How many other things have gone missing without being reported.
How many departments allow users to use any USB media without encryption? Would such a user report the fact that they'd copied some data to their personal USB stick and lost it, or would they keep quiet and go out and buy another USB stick?
How many users have manage to get sensitive data onto their home PCs? How easy is it, on the government's networks, to export some data to a flat file and then copy that data to removable media or email it out? How many users manage to lose track of data like that?
But if things like that do go on I doubt that ministers even want to know about it. So long as they don't know about it they don't have to report it.
"We don't need a review of policies . We need hefty fines and prison sentences for INDIVIDUALS RESPONSIBLE for the loss of equipment containing unsecured personal data. Simple."
Ah, but which individual is responsible, pray tell? The lowly flunky who had the misfortune to have a laptop stolen while refreshing himself after an arduous workday? Or his manager, who clearly didn't *manage* him? Or the operating policy wonks who fill notebooks inches thick with detailed, explicit policies, but never trouble themselves to tell the troops about them? Or, God forbid, the minister responsible for the department at fault? (BTW, what ever happened to the concept of ministerial responsibility? Did Wakkyjakky have her way with it? <shudder>)
Ash's emphatic demand that _somebody_ be held accountable is understandable given the repeated demonstrations of public sector IT muppetry, but I fear his proposal would become an excuse to make the proverbial lowly flunky a scapegoat for more profound failings much higher up in the hierarchy.

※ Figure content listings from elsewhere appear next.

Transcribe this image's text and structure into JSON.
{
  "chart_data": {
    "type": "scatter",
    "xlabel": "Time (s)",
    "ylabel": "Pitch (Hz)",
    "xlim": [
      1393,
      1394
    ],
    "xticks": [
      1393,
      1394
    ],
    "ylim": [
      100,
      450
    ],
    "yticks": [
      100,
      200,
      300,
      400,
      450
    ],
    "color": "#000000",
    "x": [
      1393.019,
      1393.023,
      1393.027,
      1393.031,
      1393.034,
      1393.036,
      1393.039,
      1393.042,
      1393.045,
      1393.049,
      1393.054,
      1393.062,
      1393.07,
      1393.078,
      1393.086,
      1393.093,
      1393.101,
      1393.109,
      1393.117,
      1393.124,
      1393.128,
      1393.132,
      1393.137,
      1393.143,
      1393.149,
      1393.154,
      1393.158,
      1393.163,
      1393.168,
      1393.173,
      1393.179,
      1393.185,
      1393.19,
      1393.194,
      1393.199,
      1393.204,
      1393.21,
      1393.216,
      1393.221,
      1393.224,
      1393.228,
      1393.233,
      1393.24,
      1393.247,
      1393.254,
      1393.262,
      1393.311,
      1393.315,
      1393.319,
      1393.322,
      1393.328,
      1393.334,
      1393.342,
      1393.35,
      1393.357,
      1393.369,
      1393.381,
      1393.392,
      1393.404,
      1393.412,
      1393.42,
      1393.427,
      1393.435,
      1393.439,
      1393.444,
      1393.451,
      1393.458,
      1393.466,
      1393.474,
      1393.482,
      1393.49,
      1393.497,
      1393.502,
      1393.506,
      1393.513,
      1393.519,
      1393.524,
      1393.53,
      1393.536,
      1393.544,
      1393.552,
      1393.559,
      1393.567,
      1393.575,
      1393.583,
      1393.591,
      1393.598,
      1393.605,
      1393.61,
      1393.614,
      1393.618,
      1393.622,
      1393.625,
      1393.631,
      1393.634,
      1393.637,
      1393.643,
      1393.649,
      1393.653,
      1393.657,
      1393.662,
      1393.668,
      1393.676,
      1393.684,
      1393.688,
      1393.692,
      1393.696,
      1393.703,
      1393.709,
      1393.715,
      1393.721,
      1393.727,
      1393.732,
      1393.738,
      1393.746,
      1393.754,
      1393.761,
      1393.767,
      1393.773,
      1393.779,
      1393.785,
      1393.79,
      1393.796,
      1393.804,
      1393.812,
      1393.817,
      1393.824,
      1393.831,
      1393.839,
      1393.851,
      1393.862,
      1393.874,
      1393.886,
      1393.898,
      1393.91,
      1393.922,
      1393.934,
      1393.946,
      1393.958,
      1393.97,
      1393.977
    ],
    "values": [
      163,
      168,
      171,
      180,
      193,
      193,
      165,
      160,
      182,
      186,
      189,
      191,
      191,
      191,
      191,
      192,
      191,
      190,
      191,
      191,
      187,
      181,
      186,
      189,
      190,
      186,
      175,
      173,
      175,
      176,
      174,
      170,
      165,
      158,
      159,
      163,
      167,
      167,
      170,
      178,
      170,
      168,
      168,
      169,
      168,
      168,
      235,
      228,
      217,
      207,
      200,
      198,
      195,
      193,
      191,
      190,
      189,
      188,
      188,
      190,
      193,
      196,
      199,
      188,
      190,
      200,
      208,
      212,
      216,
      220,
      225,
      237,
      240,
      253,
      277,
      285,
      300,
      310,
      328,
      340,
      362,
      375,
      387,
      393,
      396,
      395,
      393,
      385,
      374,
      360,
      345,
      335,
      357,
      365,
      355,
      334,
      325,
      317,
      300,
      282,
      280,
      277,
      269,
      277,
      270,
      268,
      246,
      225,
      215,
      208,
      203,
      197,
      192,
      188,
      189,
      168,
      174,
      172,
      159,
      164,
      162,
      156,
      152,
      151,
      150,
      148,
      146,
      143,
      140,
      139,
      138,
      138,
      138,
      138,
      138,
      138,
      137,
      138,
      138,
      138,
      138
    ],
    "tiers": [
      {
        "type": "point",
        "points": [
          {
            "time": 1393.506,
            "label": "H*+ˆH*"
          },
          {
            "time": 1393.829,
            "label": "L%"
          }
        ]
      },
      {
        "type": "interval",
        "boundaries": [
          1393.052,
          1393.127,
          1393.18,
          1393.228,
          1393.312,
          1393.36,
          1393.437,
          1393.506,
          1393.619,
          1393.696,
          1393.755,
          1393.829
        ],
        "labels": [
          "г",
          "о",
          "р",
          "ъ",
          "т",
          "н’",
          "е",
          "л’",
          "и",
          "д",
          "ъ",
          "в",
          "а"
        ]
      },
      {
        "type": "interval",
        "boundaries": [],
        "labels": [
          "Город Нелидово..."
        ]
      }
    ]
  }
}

And thus serve as a mechanism for those truly responsible to escape all blame. Since it seems to be a guiding principle of NuLabour that all blame must be avoided, you can see how the proposed policy would play into the hands of Those We Love to Hate.
The loss of sensitive and especially classified government data IS a crime, as it is a failure of adhering to government protocols and potentially even a threat to national security.
Anyway, if you want to protect sensitive data, you must treat it like a scant resource--only to be handled as absolutely needed and under full audit. How's this for a working theory. First, ensure only one active copy of any file exists--disable copying, moving, deleting, and the "Save As" function system-wide (this will handily take care of removable media as well). Backups are permitted only on an encrypted system-wide basis. If a copy *must* be made, then it must be cleared by security--such security people only possess permission to alter permissions, not files themselves outside their own internal scope. All files should possess full version tracking so each and every edit can be tracked. Laptops in such a system should be registered, possess GPS trackers and should really be no more than thintops--encrypted remote login devices with no local storage to speak of. If data *must* be taken to a location where the Internet is not reliable, then the laptop should only contain as much data as needed and require two-factor authentication just to turn it on--and it must be brought by two people (as remotely separate as feasible), each possessing only one of the factors. Basically, treat it like a priceless treasure because it just may well be.
Easy. They're *ALL* to blame. The flunky who forgot to lock down his laptop before having a pint, the manager for assigning an untrustworthy person to the task, the OP wonks for populating the laptop with more than was necessary, for not forcing encryption, and probably for not using a "thintop" access policy, and the minister for not setting up a DTA data protection policy nor enforcing what's already there. *Someone* must be held accountable, but that doesn't necessarily mean the blame must be limited to *one and only one* someone.